Clinical Use and Guidelines

In the UK, the use of antiarrhythmic drugs is guided by clinical guidelines from authoritative bodies such as the National Institute for Health and Care Excellence (NICE).

  1. Atrial Fibrillation:
    • Rate Control: Beta-blockers (e.g., metoprolol), calcium channel blockers (e.g., diltiazem), and digoxin.
    • Rhythm Control: Amiodarone, flecainide, propafenone.
  2. Supraventricular Tachycardia:
    • Acute Management: Adenosine, verapamil.
    • Chronic Management: Beta-blockers, calcium channel blockers.
  3. Ventricular Arrhythmias:
    • Acute Management: Amiodarone, lidocaine.
    • Chronic Management: Beta-blockers, amiodarone, sotalol.

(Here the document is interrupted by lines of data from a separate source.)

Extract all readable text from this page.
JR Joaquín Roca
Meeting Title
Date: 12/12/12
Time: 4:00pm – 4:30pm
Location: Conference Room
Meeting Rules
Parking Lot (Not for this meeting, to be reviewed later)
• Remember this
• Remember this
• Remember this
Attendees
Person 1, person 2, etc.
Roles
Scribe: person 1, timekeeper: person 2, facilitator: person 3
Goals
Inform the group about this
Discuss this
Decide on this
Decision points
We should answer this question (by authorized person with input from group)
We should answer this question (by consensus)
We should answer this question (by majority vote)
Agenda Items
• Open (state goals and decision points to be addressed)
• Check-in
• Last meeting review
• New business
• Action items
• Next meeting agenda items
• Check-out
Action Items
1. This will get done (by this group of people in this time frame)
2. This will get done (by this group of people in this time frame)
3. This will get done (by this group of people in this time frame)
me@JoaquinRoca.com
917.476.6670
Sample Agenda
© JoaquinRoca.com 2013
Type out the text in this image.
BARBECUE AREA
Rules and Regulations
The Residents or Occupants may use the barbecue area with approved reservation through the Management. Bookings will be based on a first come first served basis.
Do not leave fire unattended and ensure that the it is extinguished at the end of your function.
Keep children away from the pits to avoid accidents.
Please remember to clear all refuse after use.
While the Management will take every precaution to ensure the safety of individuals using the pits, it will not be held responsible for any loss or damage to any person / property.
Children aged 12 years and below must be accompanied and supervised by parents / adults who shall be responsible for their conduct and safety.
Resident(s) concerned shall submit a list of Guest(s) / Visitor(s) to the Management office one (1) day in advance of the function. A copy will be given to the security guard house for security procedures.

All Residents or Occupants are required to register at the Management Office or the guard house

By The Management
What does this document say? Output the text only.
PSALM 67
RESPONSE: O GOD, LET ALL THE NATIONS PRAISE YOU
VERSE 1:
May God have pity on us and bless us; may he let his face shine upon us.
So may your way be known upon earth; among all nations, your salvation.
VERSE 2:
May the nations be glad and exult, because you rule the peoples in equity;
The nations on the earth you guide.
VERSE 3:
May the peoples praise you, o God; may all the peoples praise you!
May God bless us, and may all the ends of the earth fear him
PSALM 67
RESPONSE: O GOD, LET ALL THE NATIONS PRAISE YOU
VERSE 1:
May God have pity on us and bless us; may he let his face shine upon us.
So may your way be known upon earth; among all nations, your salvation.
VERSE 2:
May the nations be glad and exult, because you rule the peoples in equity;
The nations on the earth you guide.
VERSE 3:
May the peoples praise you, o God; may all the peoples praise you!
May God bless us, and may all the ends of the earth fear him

Monitoring and Adverse Effects

Regular monitoring is crucial to ensure the safety and efficacy of antiarrhythmic drugs:

  • Electrocardiogram (ECG): To monitor heart rhythm and detect proarrhythmic effects.
  • Serum Levels: For drugs like digoxin to ensure therapeutic levels.
  • Renal and Liver Function: To adjust dosages and prevent toxicity, especially for drugs like amiodarone and sotalol.